Patients who have used the drug are now determined that regardless of what the authorities decide, they will continue using ganja. The adage 'don't judge your brother until you have walked a mile in his shoes' is very fitting in this discussion.
Were I very ill, I would be willing to try any remedy that could alleviate my suffering - even ganja - under proper medical supervision. So for those who are looking at the long-term economic benefits for our country, the word on the street is that the Jamaican variety is of high quality!
But what do we say to the learned Lord Gifford who says its a violation of the human rights of those who are charged for smoking the drug? I have no quarrel with adults who have opted to use the drug socially, but I have a very big problem with our young people, who have become chronic ganja smokers at an early age.
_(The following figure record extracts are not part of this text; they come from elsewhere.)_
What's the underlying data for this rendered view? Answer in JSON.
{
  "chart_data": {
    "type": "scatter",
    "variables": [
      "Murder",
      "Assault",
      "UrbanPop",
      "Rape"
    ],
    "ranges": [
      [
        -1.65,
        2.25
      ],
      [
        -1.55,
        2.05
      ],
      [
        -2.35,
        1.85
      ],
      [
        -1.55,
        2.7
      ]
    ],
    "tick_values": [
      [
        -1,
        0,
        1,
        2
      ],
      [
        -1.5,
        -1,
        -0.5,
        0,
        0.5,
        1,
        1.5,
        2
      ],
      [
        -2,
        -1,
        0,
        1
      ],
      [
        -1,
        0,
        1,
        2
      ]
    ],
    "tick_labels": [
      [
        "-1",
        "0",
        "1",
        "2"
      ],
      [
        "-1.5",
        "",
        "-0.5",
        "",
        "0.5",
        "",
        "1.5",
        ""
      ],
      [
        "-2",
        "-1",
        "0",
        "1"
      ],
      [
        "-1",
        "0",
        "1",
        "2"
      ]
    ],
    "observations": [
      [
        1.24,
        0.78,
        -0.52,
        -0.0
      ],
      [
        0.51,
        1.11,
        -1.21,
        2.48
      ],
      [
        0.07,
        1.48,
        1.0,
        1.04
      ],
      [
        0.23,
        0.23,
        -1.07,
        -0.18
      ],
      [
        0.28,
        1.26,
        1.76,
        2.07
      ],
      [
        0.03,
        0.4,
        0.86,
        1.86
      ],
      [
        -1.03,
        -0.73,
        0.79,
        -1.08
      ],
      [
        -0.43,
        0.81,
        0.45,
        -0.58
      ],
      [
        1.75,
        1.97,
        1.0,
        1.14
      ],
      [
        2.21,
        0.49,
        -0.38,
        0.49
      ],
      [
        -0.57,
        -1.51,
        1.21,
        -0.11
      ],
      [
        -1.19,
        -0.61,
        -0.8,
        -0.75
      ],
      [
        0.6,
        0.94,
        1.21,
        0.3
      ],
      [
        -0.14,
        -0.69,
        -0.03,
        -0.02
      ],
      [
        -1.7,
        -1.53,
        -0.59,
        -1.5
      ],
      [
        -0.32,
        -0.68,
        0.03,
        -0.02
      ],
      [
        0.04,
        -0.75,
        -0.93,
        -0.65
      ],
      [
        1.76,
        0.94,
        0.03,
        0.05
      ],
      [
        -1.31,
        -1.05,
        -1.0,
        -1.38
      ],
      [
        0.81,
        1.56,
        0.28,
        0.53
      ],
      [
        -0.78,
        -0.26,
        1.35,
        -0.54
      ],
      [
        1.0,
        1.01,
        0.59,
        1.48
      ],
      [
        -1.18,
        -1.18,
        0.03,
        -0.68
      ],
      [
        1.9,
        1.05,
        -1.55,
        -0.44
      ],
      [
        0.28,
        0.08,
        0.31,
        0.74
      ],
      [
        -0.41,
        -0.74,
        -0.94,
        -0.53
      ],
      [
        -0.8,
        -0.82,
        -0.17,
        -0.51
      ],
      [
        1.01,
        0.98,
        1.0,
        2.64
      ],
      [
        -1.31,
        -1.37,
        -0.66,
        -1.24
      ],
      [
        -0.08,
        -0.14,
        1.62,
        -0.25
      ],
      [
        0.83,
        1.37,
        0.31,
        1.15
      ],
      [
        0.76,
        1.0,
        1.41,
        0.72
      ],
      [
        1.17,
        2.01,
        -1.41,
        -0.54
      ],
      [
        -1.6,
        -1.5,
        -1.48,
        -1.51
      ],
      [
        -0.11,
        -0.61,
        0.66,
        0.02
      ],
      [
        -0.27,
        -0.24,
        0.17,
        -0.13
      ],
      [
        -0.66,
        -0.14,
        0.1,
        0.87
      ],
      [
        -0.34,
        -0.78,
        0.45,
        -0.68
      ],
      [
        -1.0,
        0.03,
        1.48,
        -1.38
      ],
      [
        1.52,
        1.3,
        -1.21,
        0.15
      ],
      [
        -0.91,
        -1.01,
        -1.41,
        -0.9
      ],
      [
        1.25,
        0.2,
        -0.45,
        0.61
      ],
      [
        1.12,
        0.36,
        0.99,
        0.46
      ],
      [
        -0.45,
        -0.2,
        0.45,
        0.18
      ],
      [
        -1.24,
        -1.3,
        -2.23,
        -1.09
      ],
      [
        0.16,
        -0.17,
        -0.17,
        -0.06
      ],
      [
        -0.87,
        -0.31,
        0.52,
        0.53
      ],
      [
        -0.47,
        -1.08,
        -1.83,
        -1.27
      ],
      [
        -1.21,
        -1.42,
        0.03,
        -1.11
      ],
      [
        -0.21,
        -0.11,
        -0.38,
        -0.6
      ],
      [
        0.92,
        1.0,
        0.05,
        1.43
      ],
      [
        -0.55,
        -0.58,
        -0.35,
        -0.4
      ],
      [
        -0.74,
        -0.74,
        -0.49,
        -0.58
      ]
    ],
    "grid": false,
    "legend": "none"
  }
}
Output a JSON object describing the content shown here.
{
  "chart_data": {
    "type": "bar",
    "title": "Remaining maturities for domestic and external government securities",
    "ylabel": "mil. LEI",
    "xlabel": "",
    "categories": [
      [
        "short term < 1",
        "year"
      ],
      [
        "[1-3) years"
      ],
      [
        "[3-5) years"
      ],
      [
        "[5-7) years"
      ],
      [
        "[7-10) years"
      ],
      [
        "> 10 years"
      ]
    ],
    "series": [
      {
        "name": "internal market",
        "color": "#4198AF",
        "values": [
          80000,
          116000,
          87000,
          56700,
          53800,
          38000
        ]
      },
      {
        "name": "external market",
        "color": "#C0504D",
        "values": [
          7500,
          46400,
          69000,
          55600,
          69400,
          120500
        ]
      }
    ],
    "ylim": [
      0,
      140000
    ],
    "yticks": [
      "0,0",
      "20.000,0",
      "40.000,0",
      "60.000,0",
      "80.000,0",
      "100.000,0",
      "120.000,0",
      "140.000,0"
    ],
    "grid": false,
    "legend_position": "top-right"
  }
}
Lord Gifford, maybe you should take a walk into the psychiatric wards of most hospitals (I saw many in Brooklyn's Kings County) to see how many young men and women's lives have been destroyed because they began at an early age to follow this path. There are many of us who have wept with our friends when they saw their hopes and dreams fade after promising children became addicted to ganja.
What are the advocates of legalisation across the board telling us? Do we now sit down for an after-dinner smoke with our teenagers? God forbid!